A Traveller’s Tale: Using up the second of my nine lives in New Zealand

Hi Mum. I broke my arm [it turned out to be my shoulder] falling down the side of a volcano’.

Hey there. Yes, I’m still alive …  although this is the first and hopefully last time I’ll blog from a hospital bed.

In 2019, I lost the first of my nine lives when I heard my instructor mutter ‘Oh shit, we’re not going to make it’ on my first tandem skydive over Uluru. Our parachute deployed, but we couldn’t steer. We were lucky, working together to stick an emergency landing without a scratch – on the famous Field of Lights, a multi million dollar art installation. 

Now, let’s fast forward to Wednesday, Dec 14, 2022. Day 4 of what was supposed to be a 56 day trip of New Zealand. I was with a small group of hikers from all over the world, led by 3 incredible guides. We arrived at Mt Tarawera (a currently dormant volcano) early in the morning, to try and avoid the rain. Sadly, clouds and mist cut our visibility to roughly 20 metres, so I left my very expensive camera on the bus, and took my brand new (but still expensive) compact instead. Sadly, the weather curtailed our ability to appreciate the spectacular views.

The hike to the summit was surreal… but very beautiful in its own way. Challenging in places, but fun.

Then came the descent into the main crater, down a very steep slope covered in scree, very loose powdery gravel that literally flows underfoot. I made it halfway down before i found myself sliding … I recovered … only to lose control of my momentum a minute later. In the space of seconds… a uncontrollable run followed by a hard tumble onto my side, before rolling and sliding down the slope. Thankfully I managed to stop rolling … as another 60 plus metres down would have shredded my face and hands. The guides were there within a minute to administer first aid, but yea, the damage was done. 

I was lucky, I could have hit my head or broken a leg. I was not keen on being carried out by our (amazing) guides, and while a helicopter evacuation might have been technically possible under better weather conditions, I’d rather enjoy my first helicopter ride as a tourist instead of as a casualty. 

I am not going to forget sitting there in the gravel, rather shaken up, thinking about how I would have photographed that truly magnificent view … that patchwork of red rock and green mosses in a gigantic crater (below) shrouded in mist. Fortunately, the camera survived ($30 bucks to protect a high end compact was money well spent), but my arm was busted, my bag, clothes, hair, and ears full of gravel, and well, yeah, there were more urgent matters to attend to. 

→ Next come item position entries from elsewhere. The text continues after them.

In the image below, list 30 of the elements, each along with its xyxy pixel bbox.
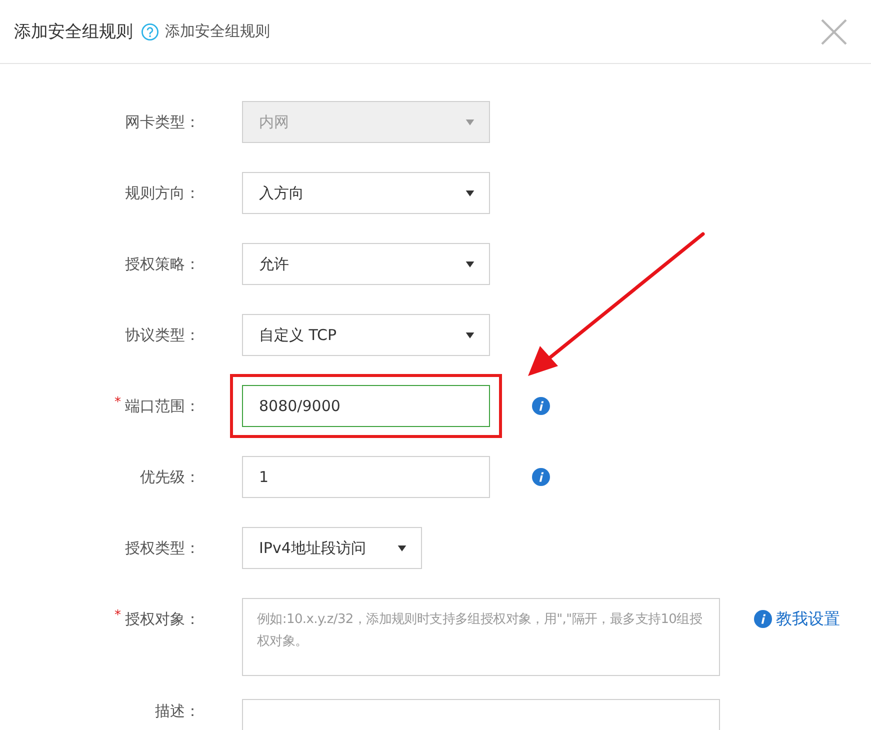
field-label: 优先级： bbox=[140, 467, 200, 488]
field-label: 授权对象： bbox=[125, 609, 200, 630]
caret-icon bbox=[397, 543, 407, 553]
field-label: 授权策略： bbox=[125, 254, 200, 275]
input-field[interactable]: 8080/9000 bbox=[242, 385, 490, 427]
required-mark: * bbox=[114, 607, 121, 625]
dropdown[interactable]: 入方向 bbox=[242, 172, 490, 214]
dialog-title: 添加安全组规则 bbox=[14, 21, 133, 43]
help-link[interactable]: 教我设置 bbox=[754, 598, 871, 640]
caret-icon bbox=[465, 117, 475, 127]
caret-icon bbox=[465, 330, 475, 340]
help-icon[interactable] bbox=[141, 22, 159, 40]
text-area[interactable]: 例如:10.x.y.z/32，添加规则时支持多组授权对象，用","隔开，最多支持10组授权对象。 bbox=[242, 598, 720, 676]
caret-icon bbox=[465, 259, 475, 269]
required-mark: * bbox=[114, 394, 121, 412]
input-field[interactable] bbox=[242, 699, 720, 730]
field-label: 协议类型： bbox=[125, 325, 200, 346]
dropdown[interactable]: 允许 bbox=[242, 243, 490, 285]
input-field[interactable]: 1 bbox=[242, 456, 490, 498]
dialog-subtitle: 添加安全组规则 bbox=[165, 22, 270, 41]
close-icon[interactable] bbox=[821, 18, 847, 44]
field-label: 网卡类型： bbox=[125, 112, 200, 133]
field-label: 端口范围： bbox=[125, 396, 200, 417]
field-label: 描述： bbox=[155, 701, 200, 722]
caret-icon bbox=[465, 188, 475, 198]
field-label: 规则方向： bbox=[125, 183, 200, 204]
dropdown[interactable]: 自定义 TCP bbox=[242, 314, 490, 356]
info-icon bbox=[754, 610, 772, 628]
field-label: 授权类型： bbox=[125, 538, 200, 559]
dropdown[interactable]: IPv4地址段访问 bbox=[242, 527, 422, 569]
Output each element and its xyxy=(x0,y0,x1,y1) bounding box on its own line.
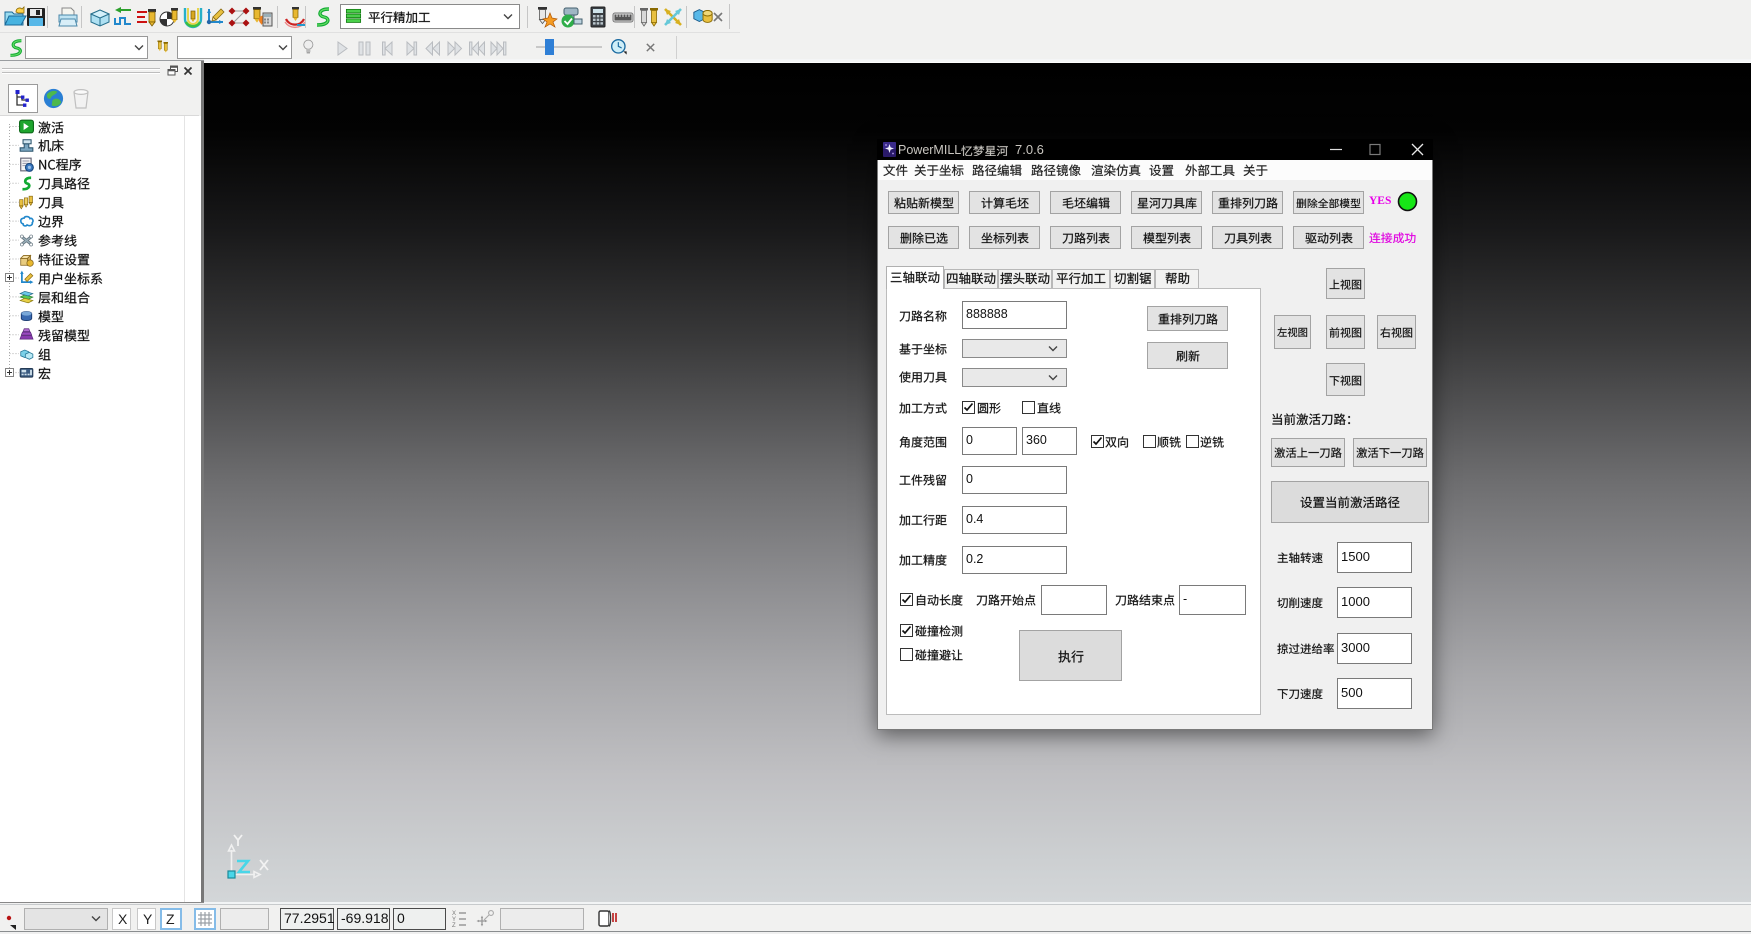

I hiked out on my own two feet… with the patient and caring support of our head guide. Let me tell you navigating a steep set of ‘stairs’ while clutching a broken arm isn’t fun. Especially when I couldn’t stop to take pictures of the amazing view. I couldn’t lift the camera. The ride back, including a very bumpy mountain road, which I jokingly dubbed the ‘highway to hell’, despite our guide’s best efforts to drive carefully, was an experience I won’t forget in a hurry either. I did request a proof of life shot for Mum (waves) when I reached the crater exit, although it’s not quite the pic she necessarily wants to see!


So yeah, I’m now in hospital awaiting surgery for a complex multiple fracture of my humerus. It’s a painful break, but I am in good and very caring hands. I’m at peace with the fact that the trip is over. For now at least.

Would I recommend the tour? Definitely. In the sunshine.

Many thanks, Dan. You went above and beyond. And a huge thank you to the nurses at LakesPrime Care, Rotorua for your kindness and professionalism.

So, now in addition to an emergency landing on the Field of Lights, hiking in the jungle, staying overnight in the world’s third largest cave, and climbing a mountain in Japan, I now have a hell of a story about how I fell down a volcanic crater.

Now, the question remains, will I be third time lucky?